CATARINA PINTO |
E porque a porta castanha escura, pesada e alta. Talvez mais alta do que os sonhos que um dia ali habitavam. Tão austera como as vidas que findaram. Mas voltando a enorme porta, olho para ela todos os dias, sempre imóvel a passagem de toda a vida fervilhante do centro da cidade. Atrever-me-ia eu a pensar que a madeira é que é mais velha do que o tempo e um profundo mar de cicatrizes. A porta está sempre coberta de tanto pó… as fechaduras essas já encravaram nas décadas perdidas ou talvez mesmo nos pesados séculos que passaram sem desculpa. Por detrás delas e ainda que duvidem já existiu tanta vida, tantos segredos…

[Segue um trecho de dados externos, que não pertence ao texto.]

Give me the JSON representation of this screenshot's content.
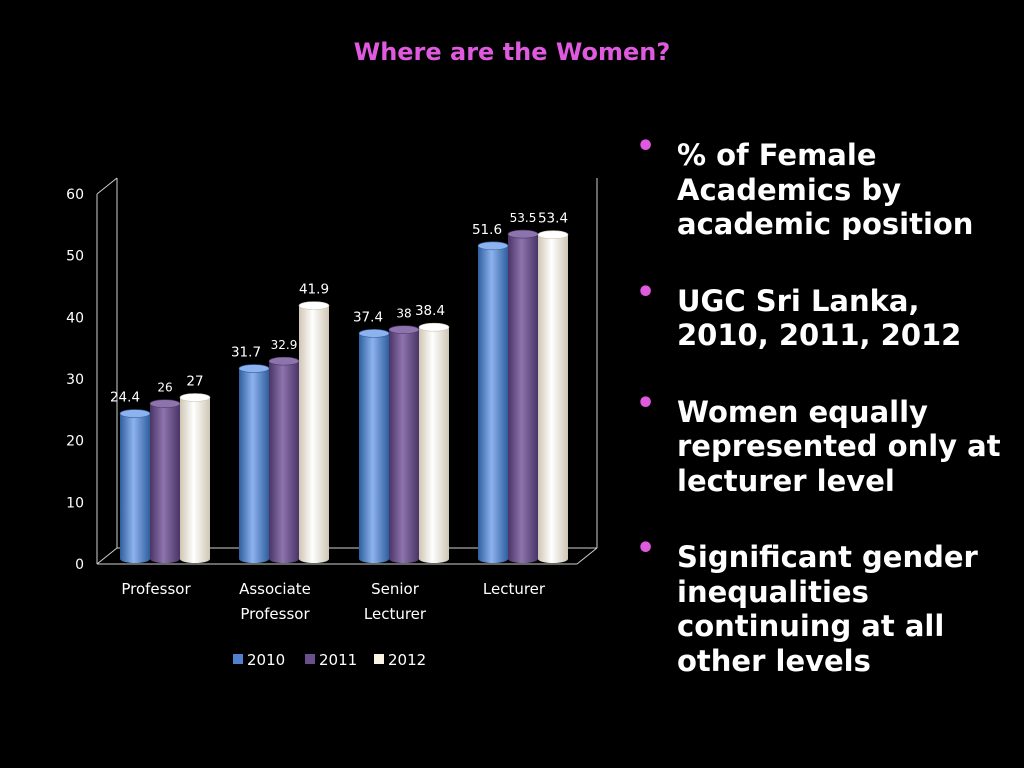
{
  "slide": {
    "title": "Where are the Women?",
    "bullets": [
      "% of Female Academics by academic position",
      "UGC Sri Lanka, 2010, 2011, 2012",
      "Women equally represented only at lecturer level",
      "Significant gender inequalities continuing at all other levels"
    ]
  },
  "colors": {
    "accent": "#e05ae0",
    "2010": "#4f81cf",
    "2011": "#6a4f8c",
    "2012": "#fbf3e4"
  },
  "chart_data": {
    "type": "bar",
    "categories": [
      [
        "Professor"
      ],
      [
        "Associate",
        "Professor"
      ],
      [
        "Senior",
        "Lecturer"
      ],
      [
        "Lecturer"
      ]
    ],
    "series": [
      {
        "name": "2010",
        "values": [
          24.4,
          31.7,
          37.4,
          51.6
        ]
      },
      {
        "name": "2011",
        "values": [
          26,
          32.9,
          38,
          53.5
        ]
      },
      {
        "name": "2012",
        "values": [
          27,
          41.9,
          38.4,
          53.4
        ]
      }
    ],
    "ylim": [
      0,
      60
    ],
    "yticks": [
      0,
      10,
      20,
      30,
      40,
      50,
      60
    ],
    "legend": "bottom",
    "grid": false,
    "style": "3d-cylinder"
  }
}
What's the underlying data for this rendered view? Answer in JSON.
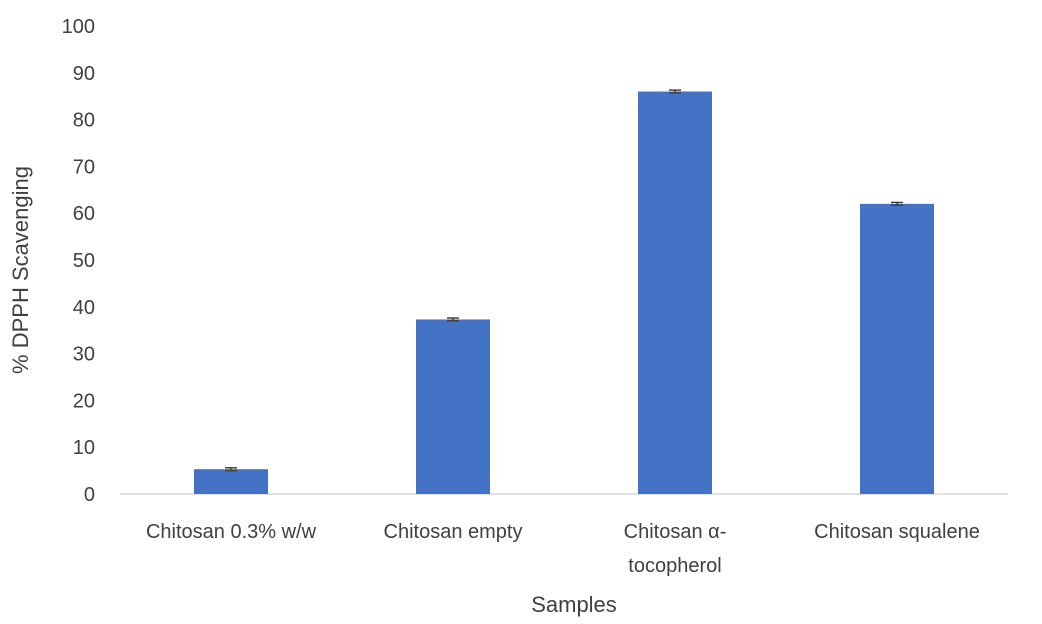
{
  "chart_data": {
    "type": "bar",
    "title": "",
    "xlabel": "Samples",
    "ylabel": "% DPPH Scavenging",
    "ylim": [
      0,
      100
    ],
    "yticks": [
      0,
      10,
      20,
      30,
      40,
      50,
      60,
      70,
      80,
      90,
      100
    ],
    "categories": [
      [
        "Chitosan 0.3% w/w"
      ],
      [
        "Chitosan empty"
      ],
      [
        "Chitosan α-",
        "tocopherol"
      ],
      [
        "Chitosan squalene"
      ]
    ],
    "values": [
      5.3,
      37.3,
      86.0,
      62.0
    ],
    "error": [
      0.3,
      0.3,
      0.3,
      0.3
    ],
    "bar_color": "#4472C4",
    "error_color": "#404040",
    "axis_color": "#d9d9d9",
    "grid": false,
    "legend": "none"
  }
}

Mesmo na entrada depois de cruzar o chão do largo e obliquo hall existia uma cadeira em que todos os dias ela se sentava. A mulher dos sonhos de alguém. Francisca era o seu nome. Escondia-se ali sentada na cadeira e olhava atrás da janela o horizonte longínquo e esperava que a porta se abrisse… sinal de novidades…
Seus olhos negros, vivos e enigmáticos encantavam o coração que quem a tão bem conhecia.
De cabelo dourado e longo, escondido debaixo de um dos seus mais variados chapéus grandes e onde carregava com toda a sua graciosidade belas flores mas nunca tão belas como Francisca.
Tão elegante que ela era dentro do seu vestido cinzento e branco, simples e belo talvez como a sua breve vida. Francisca era uma amante de pintura… suas mãos delicadas e preciosas, de uma artista única. Diante de uma tela o branco ganhava sem dúvida múltiplas vidas. Era como uma fada que com a sua varinha de condão transformava duras e frias pinceladas em sentimentos puros.
Costumava pintar de tudo. Desde a bucólica imagem de sua janela mágica, às pessoas que vinham até sua casa para um pouco de conversa e até os seus criados de casa davam o seu ar de graça em seus trabalhos. Transformava a vida numa imagem perfeita.
Mas na sua vida existia momentos de profunda solidão. A sua vida não era como as suas lindas telas… Já há algum tempo que sabia que o seu destino não era tão objectivo como sempre tinha projetado para si mesma nos momentos de introspecção.